Historically, crannogs – dwellings located on natural, artificial, or semi-artificial islands near the shores of lakes and estuaries, which range in date from the Neolithic through to the 17th century – have been a bit of a mystery, with little known about their construction and usage. Recently, however, a number of new excavations and research projects have started to help fill in these knowledge gaps (see CA 325, 354, and 364). Furthering this research, an interdisciplinary team from universities across the UK and Norway have undertaken an ambitious project to apply a host of different biomolecular and mineralogical techniques to cores taken from lake settlements near crannogs located across Scotland and Ireland (and one in Wales) with the hope of better understanding these enigmatic sites. In this month’s ‘Science Notes’, we explore these techniques and see what results they have yielded.
This project revolves around a coring strategy based on the theory of ‘site-halos’. In effect, the area surrounding an archaeological site, while potentially not yielding any material evidence, still absorbs evidence of settlement activity through biomarkers left in the surrounding sediment or soil. While all sites probably have some sort of site-halo, those located around aquatic sites are more likely to be readily detectable because of anoxic (oxygen-free) conditions that help preserve both organic and inorganic materials. While it might seem that watery environments would wash away such evidence, palaeolimnological studies have consistently shown that in water-bodies with little mixing – which many crannogs are built on – sedimentation and absorption is highly localised. As the team points out: ‘this localisation is inconvenient for palaeolimnologists seeking general, lake-wide trends, but good for archaeologists, as it means that whatever gets washed off an adjacent island, promontory or platform, or through a pile-type structure, often remains close to the site, and can be preserved within nearby sediments.’
Thus, by coring and analysing the sediments adjacent to crannogs, we should be able to get an idea of what types of activity occurred during different periods of time. This has the added benefit that the site itself does not have to be cored or fully excavated in order to get high-precision data. To test this theory, the team studied the cores using different techniques.
For one, they tested if radiocarbon dating the sediment layers could provide more detailed site chronologies. They found that this was indeed possible, helping to provide a better idea of when particular crannogs were in use. Depending on factors such as how the crannog was constructed or how the site has eroded since, however, some layers of sediment surrounding the site may be lost or no longer be in strict chronological order (ABOVE), and thus some care must be taken with this approach. It might be that identifying concentrations of titanium – increases of which would indicate a human presence – through X-ray fluorescence (XRF) could be more useful, at least in determining construction and end dates.
In addition to dating, to understand the impacts of human settlement on these sites further, the team utilised a range of proxies to make inferences on their usage. For instance, by using microscopy to look for pollen in the sediment layers, the researchers were able to discern that crannog construction was often associated with local deforestation. Furthermore, high concentrations of pollen from herbs such as ribwort and bracken found at two of the crannogs suggests that meadows near to these sites were used to graze animals. They may also have been used for animal or human bedding and/or as roofing material.
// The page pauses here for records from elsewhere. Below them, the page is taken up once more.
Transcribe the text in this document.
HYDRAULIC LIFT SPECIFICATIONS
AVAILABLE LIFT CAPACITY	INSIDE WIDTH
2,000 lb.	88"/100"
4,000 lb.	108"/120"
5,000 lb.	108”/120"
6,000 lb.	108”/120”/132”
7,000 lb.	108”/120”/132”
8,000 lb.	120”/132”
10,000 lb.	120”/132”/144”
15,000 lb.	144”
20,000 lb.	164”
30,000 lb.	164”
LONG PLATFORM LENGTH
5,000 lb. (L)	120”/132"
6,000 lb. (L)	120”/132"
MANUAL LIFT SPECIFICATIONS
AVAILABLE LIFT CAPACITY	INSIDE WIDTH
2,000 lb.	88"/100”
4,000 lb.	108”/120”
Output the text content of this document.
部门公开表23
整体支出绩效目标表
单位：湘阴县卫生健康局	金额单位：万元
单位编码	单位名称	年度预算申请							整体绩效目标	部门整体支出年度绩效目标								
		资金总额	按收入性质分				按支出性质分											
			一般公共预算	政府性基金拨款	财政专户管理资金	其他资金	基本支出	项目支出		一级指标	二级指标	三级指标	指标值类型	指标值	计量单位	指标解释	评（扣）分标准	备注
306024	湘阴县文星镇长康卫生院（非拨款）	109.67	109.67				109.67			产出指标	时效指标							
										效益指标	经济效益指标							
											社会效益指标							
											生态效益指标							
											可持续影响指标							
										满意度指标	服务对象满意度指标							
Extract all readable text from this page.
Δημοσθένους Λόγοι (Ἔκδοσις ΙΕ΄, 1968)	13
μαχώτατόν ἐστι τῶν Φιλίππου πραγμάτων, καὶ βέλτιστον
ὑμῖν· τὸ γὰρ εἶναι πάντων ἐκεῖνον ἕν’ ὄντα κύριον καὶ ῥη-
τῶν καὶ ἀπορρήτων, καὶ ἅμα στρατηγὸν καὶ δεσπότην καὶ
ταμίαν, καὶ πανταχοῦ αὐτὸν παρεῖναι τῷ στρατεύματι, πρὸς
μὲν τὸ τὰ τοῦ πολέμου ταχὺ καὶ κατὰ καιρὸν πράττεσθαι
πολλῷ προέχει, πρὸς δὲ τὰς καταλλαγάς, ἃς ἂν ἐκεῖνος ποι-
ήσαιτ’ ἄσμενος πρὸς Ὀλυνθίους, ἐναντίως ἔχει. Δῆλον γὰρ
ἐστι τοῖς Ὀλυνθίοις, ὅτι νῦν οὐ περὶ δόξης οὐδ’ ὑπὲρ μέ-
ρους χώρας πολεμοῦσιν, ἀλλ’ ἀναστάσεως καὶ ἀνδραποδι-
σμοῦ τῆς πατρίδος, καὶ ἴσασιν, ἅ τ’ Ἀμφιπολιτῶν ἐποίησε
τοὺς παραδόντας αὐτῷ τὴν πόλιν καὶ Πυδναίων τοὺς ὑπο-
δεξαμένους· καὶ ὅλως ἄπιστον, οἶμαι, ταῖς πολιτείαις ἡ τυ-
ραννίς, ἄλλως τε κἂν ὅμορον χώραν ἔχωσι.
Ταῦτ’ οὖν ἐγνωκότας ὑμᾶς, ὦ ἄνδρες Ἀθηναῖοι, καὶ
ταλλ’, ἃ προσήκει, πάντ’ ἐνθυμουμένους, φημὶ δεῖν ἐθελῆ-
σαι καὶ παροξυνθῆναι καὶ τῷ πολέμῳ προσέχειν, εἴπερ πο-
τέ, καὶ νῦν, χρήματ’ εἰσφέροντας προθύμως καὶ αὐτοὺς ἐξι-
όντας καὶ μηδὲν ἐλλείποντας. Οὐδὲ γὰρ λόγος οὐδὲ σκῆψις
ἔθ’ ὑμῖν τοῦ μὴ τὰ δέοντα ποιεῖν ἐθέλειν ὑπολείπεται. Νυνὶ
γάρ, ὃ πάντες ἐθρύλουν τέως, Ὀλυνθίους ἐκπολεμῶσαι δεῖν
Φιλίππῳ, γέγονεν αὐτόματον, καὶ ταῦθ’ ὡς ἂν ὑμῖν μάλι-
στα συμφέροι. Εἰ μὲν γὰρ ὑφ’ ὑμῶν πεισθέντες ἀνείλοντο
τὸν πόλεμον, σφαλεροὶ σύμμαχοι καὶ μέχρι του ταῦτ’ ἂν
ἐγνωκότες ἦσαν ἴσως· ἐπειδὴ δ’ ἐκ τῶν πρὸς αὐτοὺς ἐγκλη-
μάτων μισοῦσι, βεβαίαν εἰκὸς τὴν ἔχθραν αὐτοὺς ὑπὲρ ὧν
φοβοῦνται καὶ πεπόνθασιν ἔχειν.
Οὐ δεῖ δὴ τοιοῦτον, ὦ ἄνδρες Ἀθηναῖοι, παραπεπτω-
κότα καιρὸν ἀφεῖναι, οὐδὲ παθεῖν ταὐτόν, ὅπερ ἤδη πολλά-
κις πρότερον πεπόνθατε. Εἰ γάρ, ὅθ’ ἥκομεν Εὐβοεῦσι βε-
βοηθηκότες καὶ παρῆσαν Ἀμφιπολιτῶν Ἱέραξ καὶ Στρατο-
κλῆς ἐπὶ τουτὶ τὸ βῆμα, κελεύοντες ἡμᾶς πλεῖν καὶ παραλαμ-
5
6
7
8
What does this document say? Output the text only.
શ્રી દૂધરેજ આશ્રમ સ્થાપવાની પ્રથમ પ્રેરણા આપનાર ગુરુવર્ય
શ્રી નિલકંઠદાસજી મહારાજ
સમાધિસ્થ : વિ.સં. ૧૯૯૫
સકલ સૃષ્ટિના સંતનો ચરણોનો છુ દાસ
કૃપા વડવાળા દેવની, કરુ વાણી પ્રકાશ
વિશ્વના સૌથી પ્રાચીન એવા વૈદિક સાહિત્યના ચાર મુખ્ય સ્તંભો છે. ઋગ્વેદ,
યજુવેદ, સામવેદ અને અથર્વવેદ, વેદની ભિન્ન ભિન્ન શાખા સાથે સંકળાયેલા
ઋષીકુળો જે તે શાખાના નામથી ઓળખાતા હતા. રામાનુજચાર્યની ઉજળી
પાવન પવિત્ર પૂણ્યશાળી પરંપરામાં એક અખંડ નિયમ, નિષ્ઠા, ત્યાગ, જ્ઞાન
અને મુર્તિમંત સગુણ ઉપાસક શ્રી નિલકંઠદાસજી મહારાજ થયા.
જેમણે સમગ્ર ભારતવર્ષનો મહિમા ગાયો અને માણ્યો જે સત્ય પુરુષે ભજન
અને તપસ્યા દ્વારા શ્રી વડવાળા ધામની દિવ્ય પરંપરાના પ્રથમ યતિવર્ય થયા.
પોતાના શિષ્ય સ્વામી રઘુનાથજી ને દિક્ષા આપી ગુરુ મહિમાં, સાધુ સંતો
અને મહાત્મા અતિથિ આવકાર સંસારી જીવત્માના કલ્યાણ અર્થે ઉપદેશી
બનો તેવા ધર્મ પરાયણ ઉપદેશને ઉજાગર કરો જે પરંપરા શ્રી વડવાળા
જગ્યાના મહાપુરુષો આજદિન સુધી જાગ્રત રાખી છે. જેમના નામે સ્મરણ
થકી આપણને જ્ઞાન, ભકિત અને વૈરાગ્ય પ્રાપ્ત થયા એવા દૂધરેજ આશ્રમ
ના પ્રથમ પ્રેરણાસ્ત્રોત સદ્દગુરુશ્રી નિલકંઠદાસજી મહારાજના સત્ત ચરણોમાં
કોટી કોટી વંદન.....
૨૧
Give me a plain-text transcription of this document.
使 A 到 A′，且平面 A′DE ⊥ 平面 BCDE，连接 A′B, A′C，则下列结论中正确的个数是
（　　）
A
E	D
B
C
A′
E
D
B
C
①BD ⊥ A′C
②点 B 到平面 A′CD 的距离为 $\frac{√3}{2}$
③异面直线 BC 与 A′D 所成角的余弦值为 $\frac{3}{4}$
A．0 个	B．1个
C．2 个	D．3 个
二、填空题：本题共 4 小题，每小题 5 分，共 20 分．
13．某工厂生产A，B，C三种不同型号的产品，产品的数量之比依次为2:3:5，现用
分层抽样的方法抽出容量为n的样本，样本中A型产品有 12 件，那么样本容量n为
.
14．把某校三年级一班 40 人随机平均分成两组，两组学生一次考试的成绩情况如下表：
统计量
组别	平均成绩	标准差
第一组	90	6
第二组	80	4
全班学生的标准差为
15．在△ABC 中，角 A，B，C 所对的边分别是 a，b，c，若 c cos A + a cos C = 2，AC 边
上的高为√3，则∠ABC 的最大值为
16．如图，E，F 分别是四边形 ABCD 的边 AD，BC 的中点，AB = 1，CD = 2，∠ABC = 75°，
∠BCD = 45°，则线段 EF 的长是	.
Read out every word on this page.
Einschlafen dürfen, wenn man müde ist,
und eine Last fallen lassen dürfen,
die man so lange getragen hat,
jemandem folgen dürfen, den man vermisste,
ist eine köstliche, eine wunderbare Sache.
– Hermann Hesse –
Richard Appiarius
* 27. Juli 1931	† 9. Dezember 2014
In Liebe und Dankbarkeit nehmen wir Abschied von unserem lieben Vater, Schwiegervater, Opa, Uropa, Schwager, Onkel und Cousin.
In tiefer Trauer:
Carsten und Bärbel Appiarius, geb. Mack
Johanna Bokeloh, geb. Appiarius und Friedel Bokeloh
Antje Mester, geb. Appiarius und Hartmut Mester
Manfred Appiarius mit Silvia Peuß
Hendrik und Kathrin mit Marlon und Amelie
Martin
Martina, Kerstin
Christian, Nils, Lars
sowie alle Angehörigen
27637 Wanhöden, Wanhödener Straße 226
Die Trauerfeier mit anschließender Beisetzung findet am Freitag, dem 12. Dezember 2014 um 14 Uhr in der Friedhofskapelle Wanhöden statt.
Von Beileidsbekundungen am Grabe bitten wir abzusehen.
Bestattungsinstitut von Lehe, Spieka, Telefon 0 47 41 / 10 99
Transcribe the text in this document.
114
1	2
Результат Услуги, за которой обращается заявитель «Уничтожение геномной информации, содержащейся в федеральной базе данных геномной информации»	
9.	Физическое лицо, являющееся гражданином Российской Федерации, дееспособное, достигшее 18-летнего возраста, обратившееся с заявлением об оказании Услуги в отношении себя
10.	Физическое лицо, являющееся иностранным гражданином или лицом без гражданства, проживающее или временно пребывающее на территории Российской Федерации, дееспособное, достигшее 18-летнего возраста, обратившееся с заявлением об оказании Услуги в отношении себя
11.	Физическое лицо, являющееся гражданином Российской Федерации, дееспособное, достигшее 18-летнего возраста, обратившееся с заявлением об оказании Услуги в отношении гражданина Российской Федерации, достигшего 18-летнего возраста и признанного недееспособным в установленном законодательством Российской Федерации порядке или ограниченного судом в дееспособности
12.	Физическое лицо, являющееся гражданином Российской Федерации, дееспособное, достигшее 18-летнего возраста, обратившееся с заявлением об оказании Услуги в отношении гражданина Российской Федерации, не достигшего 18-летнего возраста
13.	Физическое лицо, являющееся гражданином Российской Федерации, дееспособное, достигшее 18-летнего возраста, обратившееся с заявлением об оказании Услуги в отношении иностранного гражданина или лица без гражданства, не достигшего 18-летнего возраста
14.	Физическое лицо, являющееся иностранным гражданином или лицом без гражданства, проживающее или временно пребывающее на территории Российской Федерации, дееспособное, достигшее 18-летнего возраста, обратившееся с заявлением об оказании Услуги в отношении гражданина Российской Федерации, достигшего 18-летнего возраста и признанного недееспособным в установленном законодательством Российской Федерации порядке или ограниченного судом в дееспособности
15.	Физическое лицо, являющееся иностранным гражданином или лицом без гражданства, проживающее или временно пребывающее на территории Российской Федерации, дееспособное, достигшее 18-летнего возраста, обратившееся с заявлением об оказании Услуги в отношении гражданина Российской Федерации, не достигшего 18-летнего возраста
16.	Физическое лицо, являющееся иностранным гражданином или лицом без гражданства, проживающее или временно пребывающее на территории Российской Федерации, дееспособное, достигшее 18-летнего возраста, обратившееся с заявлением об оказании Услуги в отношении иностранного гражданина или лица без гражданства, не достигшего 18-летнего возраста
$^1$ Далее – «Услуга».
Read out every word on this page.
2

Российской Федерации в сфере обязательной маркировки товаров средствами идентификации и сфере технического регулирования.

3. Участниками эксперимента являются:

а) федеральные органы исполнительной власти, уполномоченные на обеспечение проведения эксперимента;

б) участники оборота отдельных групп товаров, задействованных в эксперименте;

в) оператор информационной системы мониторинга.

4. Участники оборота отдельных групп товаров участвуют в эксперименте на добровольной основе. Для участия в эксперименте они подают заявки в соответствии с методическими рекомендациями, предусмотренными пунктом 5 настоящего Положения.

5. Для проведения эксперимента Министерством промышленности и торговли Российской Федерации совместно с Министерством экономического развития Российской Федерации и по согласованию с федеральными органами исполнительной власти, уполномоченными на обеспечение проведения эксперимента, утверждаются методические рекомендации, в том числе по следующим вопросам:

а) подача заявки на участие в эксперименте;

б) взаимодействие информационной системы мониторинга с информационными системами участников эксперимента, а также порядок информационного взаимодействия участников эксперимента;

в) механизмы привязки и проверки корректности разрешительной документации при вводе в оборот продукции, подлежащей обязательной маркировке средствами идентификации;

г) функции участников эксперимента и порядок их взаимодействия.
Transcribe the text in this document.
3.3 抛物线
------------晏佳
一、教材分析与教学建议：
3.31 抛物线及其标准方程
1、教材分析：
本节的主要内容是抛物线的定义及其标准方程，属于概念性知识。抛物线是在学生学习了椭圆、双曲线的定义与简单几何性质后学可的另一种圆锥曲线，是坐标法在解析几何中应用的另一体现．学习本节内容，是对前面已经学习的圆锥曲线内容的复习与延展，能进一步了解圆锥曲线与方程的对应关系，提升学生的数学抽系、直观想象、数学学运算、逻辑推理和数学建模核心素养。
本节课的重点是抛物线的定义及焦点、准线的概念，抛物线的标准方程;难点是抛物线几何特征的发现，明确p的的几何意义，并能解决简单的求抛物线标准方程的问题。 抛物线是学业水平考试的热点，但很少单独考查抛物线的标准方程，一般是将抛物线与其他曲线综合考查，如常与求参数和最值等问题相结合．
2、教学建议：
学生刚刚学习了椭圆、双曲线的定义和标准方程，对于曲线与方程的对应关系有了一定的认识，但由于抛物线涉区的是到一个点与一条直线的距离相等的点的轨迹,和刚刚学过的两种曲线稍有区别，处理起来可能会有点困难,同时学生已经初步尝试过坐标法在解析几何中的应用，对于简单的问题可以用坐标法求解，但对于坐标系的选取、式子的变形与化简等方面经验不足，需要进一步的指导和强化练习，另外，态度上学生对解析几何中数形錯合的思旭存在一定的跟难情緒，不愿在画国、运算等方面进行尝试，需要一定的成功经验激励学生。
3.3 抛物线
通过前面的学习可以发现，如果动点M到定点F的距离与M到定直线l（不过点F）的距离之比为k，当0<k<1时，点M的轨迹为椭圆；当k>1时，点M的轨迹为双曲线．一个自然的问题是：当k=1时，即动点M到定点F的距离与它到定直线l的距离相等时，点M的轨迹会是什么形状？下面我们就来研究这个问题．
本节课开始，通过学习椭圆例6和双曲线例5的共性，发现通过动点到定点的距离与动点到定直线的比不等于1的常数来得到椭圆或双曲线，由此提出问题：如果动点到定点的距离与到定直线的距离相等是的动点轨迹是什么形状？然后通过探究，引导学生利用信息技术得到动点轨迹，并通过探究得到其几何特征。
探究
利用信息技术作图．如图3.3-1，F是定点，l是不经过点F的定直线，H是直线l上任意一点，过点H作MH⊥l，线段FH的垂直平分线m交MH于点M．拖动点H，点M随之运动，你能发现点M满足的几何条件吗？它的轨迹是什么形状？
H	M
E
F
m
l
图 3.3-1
The pollen results were further confirmed through plant sedaDNA (sedimentary ancient DNA) analysis, whereby plant DNA is extracted from the lake sediment samples. Meanwhile, using the same technique with a mammal primer showed that crannogs were associated, too, with an increase in the presence of domesticated animals such as cattle, sheep, pigs, and possibly goats, as well as wild red deer. Additionally, analyses using automated mineralogy to examine the composition of the cores helped reveal lots of shards of apatite in the occupation levels of some of the crannogs, which the team have interpreted as from fragments of animal bone from butchery waste.
The team tested many other techniques as well but, unfortunately, the breadth of this research is too wide to cover here. The full results, however, were recently published in Antiquity and are available at https://doi.org/10.15184/aqy.2022.70. In all, though, the results show that there are many ways in which coring sediments from the site-halo of crannogs can reveal a host of information as to activity that occurred on or near the sites during their occupation. It is hoped that further work in this area will help shed light on some of the ongoing questions around how crannogs were used throughout history. Moreover, while only crannogs were analysed in this study, the team emphasise that this methodology could be applied to any aquatic sites with little water-mixing, helping us better understand the chronology and use of islands, lakeshores, and marshes, from prehistory through to the post-medieval period.